Comecei a viver experiências libertadoras, que venho conquistando nesse caminho. Essa liberdade ajustou-me fisicamente às limitações: criei minhas regras, fazendo o que quero, do jeito que posso. Instalei-me na tranquilidade
Da última vez, varamos a noite discutindo a vida. Rita me perguntou: “Como é que você está vivendo com as limitações dos 82 anos? Mais quatro doenças crônicas e um câncer recente na língua?” Respondi prontamente: “Feliz, bem feliz!” Rita encarou-me com olhos arregalados de espanto e disse: “Você está mentindo.”
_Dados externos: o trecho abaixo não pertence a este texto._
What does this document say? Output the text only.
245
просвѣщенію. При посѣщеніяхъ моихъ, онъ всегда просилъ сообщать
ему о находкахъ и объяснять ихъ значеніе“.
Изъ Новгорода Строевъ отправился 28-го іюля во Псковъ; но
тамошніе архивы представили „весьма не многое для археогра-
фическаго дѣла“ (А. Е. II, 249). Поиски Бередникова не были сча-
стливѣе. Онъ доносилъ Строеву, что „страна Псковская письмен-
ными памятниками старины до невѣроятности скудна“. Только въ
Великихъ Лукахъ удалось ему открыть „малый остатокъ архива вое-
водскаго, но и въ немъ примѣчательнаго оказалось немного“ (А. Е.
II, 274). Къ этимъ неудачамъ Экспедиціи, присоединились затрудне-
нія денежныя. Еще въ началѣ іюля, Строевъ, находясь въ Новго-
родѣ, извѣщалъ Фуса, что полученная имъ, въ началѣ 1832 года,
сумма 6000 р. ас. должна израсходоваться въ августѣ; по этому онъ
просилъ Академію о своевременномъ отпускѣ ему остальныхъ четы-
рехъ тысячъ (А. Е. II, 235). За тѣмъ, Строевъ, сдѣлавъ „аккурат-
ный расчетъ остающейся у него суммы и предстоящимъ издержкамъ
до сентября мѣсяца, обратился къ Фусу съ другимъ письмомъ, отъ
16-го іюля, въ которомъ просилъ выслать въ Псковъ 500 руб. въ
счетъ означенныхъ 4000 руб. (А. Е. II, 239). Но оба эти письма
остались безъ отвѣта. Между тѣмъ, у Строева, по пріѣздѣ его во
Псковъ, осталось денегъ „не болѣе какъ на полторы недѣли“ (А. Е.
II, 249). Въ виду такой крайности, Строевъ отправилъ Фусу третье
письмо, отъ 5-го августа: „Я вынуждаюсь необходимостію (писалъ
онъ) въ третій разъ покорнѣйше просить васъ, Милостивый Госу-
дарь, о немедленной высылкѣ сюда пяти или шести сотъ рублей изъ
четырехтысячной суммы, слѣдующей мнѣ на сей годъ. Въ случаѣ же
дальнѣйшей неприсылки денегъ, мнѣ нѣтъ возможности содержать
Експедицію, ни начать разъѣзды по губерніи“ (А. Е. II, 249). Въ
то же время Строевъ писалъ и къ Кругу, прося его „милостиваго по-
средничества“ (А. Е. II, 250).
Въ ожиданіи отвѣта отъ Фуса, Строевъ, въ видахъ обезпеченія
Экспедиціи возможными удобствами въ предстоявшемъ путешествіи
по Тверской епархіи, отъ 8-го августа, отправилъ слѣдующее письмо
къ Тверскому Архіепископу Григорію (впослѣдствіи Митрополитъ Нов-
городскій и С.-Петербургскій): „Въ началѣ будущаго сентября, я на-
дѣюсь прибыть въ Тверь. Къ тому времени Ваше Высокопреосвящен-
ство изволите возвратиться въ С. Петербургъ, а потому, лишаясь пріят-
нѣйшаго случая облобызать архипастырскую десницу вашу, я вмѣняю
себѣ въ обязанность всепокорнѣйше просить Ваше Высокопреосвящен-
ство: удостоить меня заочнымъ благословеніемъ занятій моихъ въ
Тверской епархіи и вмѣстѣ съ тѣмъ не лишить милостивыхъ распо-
“Estou não. Sei que a sociedade ocidental tem sido cruel para com os velhos. Sofremos descasos como se fôssemos objetos maleáveis ao gosto dos mais jovens, instituições e família.
Simone de Beauvoir afirmou no seu livro ‘Velhice’: ‘Para nossa cultura, o velho é o outro,’ indefinível, distinto, portanto, um desconhecido nosso.”
O que fiz para encontrar felicidade nesse contexto opressor dos velhos foi percorrer a construção da minha identidade e da minha essência. Refleti sobre o ser em si e o ser para si sartriano. Aí palmilhei meu próprio ser até a existência real dos fatos que me formataram, quase sempre gostando, olhando e vendo o outro, e o aceitando. Aí já vislumbrei felicidade.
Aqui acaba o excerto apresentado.